Her bir işinin bünyeme ayrı bir neşe ve keyif yüklediği, bana çok iyi gelen Irmak Canevi’nin “Aralıktan Seksek” sergisi ve sanatın iyileştirici gücü üzerine bir yazı yazmak için bilgisayarı açtığımda karşıma çıkan bir sanat haberi boğazıma bir düğüm, mideme bir yumruk yerleştirmek suretiyle “iyileştirici güç” kavramını yeniden düşünmeme sebep oldu.

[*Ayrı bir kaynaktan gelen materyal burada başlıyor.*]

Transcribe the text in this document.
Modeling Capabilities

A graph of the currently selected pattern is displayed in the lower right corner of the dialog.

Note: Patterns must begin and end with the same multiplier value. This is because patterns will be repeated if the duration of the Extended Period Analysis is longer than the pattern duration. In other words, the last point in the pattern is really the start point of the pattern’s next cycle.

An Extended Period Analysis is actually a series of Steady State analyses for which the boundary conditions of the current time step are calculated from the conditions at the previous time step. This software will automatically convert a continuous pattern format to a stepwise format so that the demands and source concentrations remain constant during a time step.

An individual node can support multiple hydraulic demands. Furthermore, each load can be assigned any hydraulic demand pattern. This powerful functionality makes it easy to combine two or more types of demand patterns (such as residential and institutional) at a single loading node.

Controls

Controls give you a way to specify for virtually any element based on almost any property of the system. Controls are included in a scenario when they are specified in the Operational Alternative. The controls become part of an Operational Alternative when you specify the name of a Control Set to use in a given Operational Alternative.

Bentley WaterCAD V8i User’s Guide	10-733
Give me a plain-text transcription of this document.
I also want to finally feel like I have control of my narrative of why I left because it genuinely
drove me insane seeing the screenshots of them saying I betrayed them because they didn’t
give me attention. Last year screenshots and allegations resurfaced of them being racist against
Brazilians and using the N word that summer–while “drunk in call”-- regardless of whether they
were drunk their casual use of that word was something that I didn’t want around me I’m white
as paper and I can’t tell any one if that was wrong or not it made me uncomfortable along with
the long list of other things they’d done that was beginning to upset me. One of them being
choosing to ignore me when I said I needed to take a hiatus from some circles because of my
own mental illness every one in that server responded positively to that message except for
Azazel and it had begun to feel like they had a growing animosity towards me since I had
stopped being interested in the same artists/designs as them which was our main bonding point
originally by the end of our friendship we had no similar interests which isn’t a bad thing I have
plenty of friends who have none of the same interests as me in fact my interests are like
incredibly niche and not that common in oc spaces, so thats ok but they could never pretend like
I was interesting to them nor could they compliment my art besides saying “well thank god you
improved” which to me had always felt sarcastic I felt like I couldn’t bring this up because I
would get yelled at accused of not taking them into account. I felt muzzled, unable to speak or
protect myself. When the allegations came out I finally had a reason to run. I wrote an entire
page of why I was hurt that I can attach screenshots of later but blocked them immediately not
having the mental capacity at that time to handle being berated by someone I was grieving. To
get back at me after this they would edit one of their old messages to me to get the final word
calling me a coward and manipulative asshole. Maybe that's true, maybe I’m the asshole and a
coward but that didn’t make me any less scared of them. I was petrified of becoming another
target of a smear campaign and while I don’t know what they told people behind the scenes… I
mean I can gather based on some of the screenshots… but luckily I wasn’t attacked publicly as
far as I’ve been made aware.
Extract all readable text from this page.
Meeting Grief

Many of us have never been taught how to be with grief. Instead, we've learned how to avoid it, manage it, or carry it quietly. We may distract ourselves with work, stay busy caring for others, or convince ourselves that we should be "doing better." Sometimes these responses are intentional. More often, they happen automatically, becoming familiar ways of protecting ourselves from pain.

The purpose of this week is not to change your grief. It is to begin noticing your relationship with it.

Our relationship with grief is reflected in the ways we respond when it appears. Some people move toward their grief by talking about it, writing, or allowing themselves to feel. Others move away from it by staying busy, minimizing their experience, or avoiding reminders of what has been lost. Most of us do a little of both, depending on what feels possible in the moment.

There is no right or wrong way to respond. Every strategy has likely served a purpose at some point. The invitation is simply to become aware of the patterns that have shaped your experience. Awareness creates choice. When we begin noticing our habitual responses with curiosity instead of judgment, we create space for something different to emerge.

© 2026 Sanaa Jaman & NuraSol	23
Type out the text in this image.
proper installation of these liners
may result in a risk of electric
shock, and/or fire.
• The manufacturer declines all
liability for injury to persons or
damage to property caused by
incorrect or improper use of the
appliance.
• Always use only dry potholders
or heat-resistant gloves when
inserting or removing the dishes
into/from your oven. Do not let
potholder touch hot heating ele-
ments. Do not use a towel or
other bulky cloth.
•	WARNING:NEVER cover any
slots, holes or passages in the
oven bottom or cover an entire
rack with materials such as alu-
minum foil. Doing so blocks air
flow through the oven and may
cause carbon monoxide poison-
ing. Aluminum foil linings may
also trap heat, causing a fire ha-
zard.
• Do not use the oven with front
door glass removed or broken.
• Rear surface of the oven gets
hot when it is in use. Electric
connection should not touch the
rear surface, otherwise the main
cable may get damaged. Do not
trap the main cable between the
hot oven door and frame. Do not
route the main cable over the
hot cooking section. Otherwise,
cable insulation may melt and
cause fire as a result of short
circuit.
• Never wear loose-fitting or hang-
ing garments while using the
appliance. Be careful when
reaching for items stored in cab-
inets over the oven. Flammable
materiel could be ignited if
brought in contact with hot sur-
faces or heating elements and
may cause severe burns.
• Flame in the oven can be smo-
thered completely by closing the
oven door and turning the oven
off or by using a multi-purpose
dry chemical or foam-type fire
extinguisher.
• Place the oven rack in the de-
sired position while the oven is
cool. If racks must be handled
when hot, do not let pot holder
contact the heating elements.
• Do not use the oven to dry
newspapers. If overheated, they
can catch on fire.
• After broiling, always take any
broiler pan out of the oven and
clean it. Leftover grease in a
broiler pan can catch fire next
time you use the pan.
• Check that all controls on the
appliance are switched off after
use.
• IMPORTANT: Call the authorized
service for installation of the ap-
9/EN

Beni hasta eden, geçtiğimiz günlerde Sotheby’s müzayedesinde 6.2 milyon dolara satılan, İtalyan sanatçı Maurizio Cattelan’ın kavramsal işi “Komedyen”in 3. edisyonunu, yani “Dole” marka bir muzu müzayede evinin önündeki tezgahında 35 cent’e satan 74 yaşındaki Bangladeşli Shah Alam’la New York Times’da yapılmış bir röportajdı. Alam, sattığı muzun bir koli bandıyla duvara yapıştırılarak sanata dönüştürüldüğünü ve 6.2 milyon dolara alıcı bulduğunu öğrenince ağlamaya başlamış. 74 yaşında, 5 kişiyle paylaştığı bir bodrum katına ayda 500 dolar kira ödüyor, haftanın dört günü, her türlü havada 12 saat boyunca ayakta kalarak meyve satıyor ve tezgâhın sahibi bile değil; tezgâhın sahibinden saat başı 12 dolar ücret alıyor. Muzu satın alan 34 yaşındaki kripto girişimcisi Hong Kong’lu Justin Sun, X hesabından bu işin birçok tartışmanın konusu olacağını ve tarihe geçeceğini yazmış. 6.2 milyon dolarlık muzunu 29 Kasım’da canlı yayında afiyetle yedi. Sun’un 3. edisyonunu aldığı Cattelan’ın bu kavramsal işi ilk kez 2019’da Miami’de bir sanat fuarında görücüye çıkmış ve ilk iki “edisyon” 120 biner dolara satılmış. Edisyondan kasıt muzun kendisi, zira esas satılan, Marcel Duchamp’ın 1917 tarihli pisuarından beri, aslında bir fikir. İşi satın alanlara aynı zamanda muzu kaç günde bir değiştirmeleri ve duvarda tam olarak kaç santim yüksekliğe yapıştırmaları gerektiği gibi bilgileri de içeren bir “kullanım kılavuzu” ve bir koli bandı veriliyor. Sanatın ne olduğu veya olmadığı, neyin sanat olduğu ya da olmadığı ve kavramsal sanat üzerine saatler ve sayfalar sürebilecek tartışmalar bir yana, dünya ne zaman dev bir muz cumhuriyeti küresine döndü? Kimler nasıl paralarla oynuyor ve zavallı yaşlı Bangladeşli satıcıya biraz “komisyon” vermek sanatçının, muzu alanın veya müzayede evinin hiç mi aklına gelmedi gibi sorularla ruh sağlığımı ve sanatın “iyileştirici gücü”ne olan inancımı tamamen yitirmeden önce, bu saçmalığı kafamdan derhal atmaya karar verdim. Bunun en iyi yolu yeniden “iyi gelen” sanat görmekti, dolayısıyla Canevi’nin sergisine bir daha gittim.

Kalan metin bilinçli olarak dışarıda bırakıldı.